EI - Proposition 5


Il ne peut y avoir dans la nature deux ou plusieurs substances de même nature ou attribut.

DÉMONSTRATION

S’il existait plusieurs substances distinctes, elles devraient se distinguer entre elles ou par la diversité des attributs ou par la diversité des affections (Proposition précédente). Si elles se distinguent seulement par la diversité des attributs, il est donc accordé qu’il n’y en a qu’une du même attribut. Si maintenant elles se distinguent par la diversité des affections, comme une substance (Proposition 1) est antérieure en nature à ses affections, on ne pourra, mettant ses affections à part et la considérant en elle-même, c’est-à-dire (Définition 3 et Axiome 6) en vérité, la concevoir comme distincte d’une autre, en d’autres termes il ne pourra y avoir plusieurs substances, mais seulement une. C.Q.F.D. [*]

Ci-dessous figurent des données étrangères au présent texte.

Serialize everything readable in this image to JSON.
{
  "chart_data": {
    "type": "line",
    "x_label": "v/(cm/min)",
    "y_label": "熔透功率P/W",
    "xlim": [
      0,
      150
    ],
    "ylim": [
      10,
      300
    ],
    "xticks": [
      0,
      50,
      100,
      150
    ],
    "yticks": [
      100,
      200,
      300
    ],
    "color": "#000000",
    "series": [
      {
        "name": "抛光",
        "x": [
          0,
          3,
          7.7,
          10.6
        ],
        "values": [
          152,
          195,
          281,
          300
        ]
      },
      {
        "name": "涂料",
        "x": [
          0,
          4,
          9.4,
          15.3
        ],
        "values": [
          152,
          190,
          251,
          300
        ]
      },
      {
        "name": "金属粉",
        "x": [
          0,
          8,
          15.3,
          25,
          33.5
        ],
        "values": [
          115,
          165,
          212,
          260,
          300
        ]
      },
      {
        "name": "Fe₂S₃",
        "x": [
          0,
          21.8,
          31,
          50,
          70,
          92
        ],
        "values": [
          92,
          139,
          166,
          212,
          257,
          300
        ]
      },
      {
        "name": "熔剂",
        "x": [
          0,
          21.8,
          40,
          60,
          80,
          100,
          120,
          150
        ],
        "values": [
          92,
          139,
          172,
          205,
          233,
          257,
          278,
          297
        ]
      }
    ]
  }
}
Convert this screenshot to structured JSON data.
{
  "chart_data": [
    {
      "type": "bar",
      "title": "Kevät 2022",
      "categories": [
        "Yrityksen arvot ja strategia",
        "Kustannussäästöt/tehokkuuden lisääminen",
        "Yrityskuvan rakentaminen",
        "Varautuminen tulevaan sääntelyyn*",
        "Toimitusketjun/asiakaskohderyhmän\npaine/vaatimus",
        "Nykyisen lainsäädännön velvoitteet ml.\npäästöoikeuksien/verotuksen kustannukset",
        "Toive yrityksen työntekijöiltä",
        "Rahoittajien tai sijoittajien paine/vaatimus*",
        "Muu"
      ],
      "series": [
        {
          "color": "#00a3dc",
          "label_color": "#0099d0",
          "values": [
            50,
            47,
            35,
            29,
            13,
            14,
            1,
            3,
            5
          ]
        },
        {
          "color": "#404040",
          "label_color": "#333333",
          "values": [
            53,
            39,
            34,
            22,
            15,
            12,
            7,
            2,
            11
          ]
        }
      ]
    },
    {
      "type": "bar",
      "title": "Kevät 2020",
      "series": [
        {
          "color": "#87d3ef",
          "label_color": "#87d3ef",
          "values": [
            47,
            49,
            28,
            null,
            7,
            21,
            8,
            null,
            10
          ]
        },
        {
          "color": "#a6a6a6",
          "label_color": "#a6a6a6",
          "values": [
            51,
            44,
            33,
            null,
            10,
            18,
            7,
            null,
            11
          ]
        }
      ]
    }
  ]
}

In rerum natura non possunt dari duæ aut plures substantiæ ejusdem naturæ sive attributi.

DEMONSTRATIO :

Si darentur plures distinctæ, deberent inter se distingui vel ex diversitate attributorum vel ex diversitate affectionum (per propositionem præcedentem). Si tantum ex diversitate attributorum, concedetur ergo non dari nisi unam ejusdem attributi. At si ex diversitate affectionum, cum substantia sit prior natura suis affectionibus (per propositionem 1) depositis ergo affectionibus et in se considerata hoc est (per definitionem 3 et axioma 6) vere considerata, non poterit concipi ab alia distingui hoc est (per propositionem præcedentem) non poterunt dari plures sed tantum una. Q.E.D.

[*(Saisset) : Il ne peut y avoir dans la nature des choses deux ou plusieurs substances de même nature, ou, en d’autres termes, de même attribut. Démonstration S’il existait plusieurs substances distinctes, elles se distingueraient entre elles ou par la diversité de leurs attributs, ou par celle de leurs affections (en vertu de la Propos. précéd.). Si par la diversité de leurs attributs, un même attribut n’appartiendrait donc qu’à une seule substance ; si par la diversité de leurs affections, la substance étant antérieure en nature à ses affections (par la Propos. 1), il suivrait de là qu’en faisant abstraction des affections, et en considérant en elle-même une des substances données, c’est-à-dire en la considérant selon sa véritable nature par les Déf. 3 et l’Axiome 6), on ne pourrait la concevoir comme distincte des autres substances, ce qui revient à dire (par la Propos. précéd.) qu’il n’y a point là plusieurs substances, mais une seule. C. Q. F. D.